I googled ‘clean read’ to figure out where I’m going wrong because I’m definitely going wrong somewhere if two blog tour operators refuse to work with me. I discovered there is no one definition of ‘clean read’, although most agree with the following parameters: no sexually explicit scenes, no graphically violent descriptions, and no streams of profanity.

Let’s start with the easy stuff first: violence and profanity or, rather, the lack there of.

No streams of profanity. Having sisters who are strictly anti-swearing, I’ve taken this to mean no naughty words whatsoever. It makes writing sometimes difficult. I’m always trying to come up with ways for characters to swear without using dirty words. This leads me to write strange sayings like ‘Holy Cows of India’. But I’m down with it. At least for my cozy mysteries. My other books could be a lesson on how to use profanity. That’s me – a potty mouth.

No graphically violent descriptions. Normally, I don’t have any issue with this one. Although I was a military police officer and have seen my share of blood and gore, I don’t find it necessary. In fact, I’ve even written some complaints to magazines like Newsweek for putting bloody pictures on the cover. But this one worries me for my next book. The next book in the Death by Cupcake series contains a bloody scene and it’s the first chapter in the book. After hemming and hawing about what to do – should I just delete the scene? – I’ve decided to include a warning in the description to make sure I don’t offend anyone.

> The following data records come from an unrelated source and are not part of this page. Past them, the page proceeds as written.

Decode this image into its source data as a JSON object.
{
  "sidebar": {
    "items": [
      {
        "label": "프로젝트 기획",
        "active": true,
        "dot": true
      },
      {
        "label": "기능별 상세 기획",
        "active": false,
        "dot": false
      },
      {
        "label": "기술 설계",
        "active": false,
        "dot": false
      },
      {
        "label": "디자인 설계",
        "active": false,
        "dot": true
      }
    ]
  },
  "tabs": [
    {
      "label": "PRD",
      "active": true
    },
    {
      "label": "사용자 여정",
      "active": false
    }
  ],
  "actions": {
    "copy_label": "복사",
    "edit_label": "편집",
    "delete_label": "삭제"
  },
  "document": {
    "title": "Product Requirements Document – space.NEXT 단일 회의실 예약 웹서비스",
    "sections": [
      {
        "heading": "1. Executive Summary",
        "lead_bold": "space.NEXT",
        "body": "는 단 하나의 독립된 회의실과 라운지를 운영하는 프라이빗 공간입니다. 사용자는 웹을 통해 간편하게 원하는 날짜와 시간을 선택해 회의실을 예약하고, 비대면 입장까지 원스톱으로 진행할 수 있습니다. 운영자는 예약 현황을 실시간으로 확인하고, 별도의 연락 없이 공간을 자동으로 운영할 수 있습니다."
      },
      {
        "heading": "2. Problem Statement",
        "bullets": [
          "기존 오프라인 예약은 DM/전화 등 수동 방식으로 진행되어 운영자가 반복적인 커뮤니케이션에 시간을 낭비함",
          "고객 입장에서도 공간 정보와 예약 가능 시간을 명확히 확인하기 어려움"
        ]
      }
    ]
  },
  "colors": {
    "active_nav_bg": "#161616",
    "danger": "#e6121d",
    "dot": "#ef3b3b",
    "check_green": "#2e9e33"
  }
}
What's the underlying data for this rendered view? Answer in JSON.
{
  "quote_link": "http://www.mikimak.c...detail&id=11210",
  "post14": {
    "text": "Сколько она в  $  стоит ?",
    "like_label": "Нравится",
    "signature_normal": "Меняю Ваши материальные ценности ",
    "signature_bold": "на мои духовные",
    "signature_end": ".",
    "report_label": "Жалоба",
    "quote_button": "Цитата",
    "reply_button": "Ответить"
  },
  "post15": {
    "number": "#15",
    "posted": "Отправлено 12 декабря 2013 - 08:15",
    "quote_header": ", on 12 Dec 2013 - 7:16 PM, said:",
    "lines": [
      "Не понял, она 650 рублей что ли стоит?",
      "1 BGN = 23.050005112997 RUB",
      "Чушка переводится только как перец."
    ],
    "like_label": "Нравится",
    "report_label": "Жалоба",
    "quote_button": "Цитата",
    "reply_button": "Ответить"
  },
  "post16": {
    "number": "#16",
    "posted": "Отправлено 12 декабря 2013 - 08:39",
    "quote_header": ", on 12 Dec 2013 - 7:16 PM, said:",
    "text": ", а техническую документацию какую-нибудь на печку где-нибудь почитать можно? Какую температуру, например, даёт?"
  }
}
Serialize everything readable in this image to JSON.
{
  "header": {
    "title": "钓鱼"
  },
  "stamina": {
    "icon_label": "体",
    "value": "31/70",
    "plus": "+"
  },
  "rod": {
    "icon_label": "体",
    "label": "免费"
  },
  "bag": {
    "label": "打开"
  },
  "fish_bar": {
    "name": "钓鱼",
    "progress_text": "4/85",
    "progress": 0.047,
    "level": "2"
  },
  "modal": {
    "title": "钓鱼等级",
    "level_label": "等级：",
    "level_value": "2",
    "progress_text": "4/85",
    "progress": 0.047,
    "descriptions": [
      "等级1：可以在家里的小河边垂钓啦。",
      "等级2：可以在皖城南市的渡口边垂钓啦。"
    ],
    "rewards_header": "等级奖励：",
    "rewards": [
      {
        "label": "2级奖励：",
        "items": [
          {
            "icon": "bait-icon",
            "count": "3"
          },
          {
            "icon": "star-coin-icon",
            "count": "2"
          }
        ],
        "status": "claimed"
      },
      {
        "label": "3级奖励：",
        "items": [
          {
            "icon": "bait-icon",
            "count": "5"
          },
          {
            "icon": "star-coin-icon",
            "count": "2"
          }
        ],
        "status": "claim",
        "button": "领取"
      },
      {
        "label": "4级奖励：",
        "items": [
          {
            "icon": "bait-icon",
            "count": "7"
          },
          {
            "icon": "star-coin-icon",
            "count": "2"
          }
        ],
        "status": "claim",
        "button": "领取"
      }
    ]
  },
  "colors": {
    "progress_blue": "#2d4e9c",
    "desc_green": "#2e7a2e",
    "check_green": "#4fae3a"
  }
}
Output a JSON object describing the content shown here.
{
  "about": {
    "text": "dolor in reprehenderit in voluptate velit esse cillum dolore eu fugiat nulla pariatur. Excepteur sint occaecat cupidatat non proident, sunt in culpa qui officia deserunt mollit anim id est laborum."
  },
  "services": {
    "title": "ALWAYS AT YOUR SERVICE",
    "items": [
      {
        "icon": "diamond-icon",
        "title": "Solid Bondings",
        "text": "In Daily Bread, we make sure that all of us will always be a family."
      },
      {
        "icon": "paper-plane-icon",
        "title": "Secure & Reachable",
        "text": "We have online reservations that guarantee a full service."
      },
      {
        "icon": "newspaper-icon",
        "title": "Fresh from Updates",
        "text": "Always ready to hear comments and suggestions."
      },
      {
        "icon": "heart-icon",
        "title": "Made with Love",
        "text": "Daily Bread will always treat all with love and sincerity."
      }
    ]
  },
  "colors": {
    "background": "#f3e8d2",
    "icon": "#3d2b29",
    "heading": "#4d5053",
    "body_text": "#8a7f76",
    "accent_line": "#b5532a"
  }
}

Sexually explicit scenes. Ah ha! The heart of the issue. Here’s the problem: who defines what is sexually explicit? To me sexually explicit means anything that’s more than fade to black and by fade to black I mean kissing can get hot and including touching in the naughty areas but when the underwear starts to come off, the scene fades. And there can definitely be references to the actual act of sex, in my humble opinion.

But where do others draw the line? Because that’s the issue, isn’t it? Personally, I don’t care if a book I’m reading is clean. I’ll read anything from a sweet read (although if kissing is deemed as ‘hot’ I’m probably going to find the book too tame) to erotica and everything in between. Once again, my solution is to include a disclaimer after the synopsis of the book.

Pff… it’s hard work trying not to offend people.

What does everyone else think is a clean read? I’d love to hear your thoughts because – as you can see – I’m a bit dazed and confused over the issue.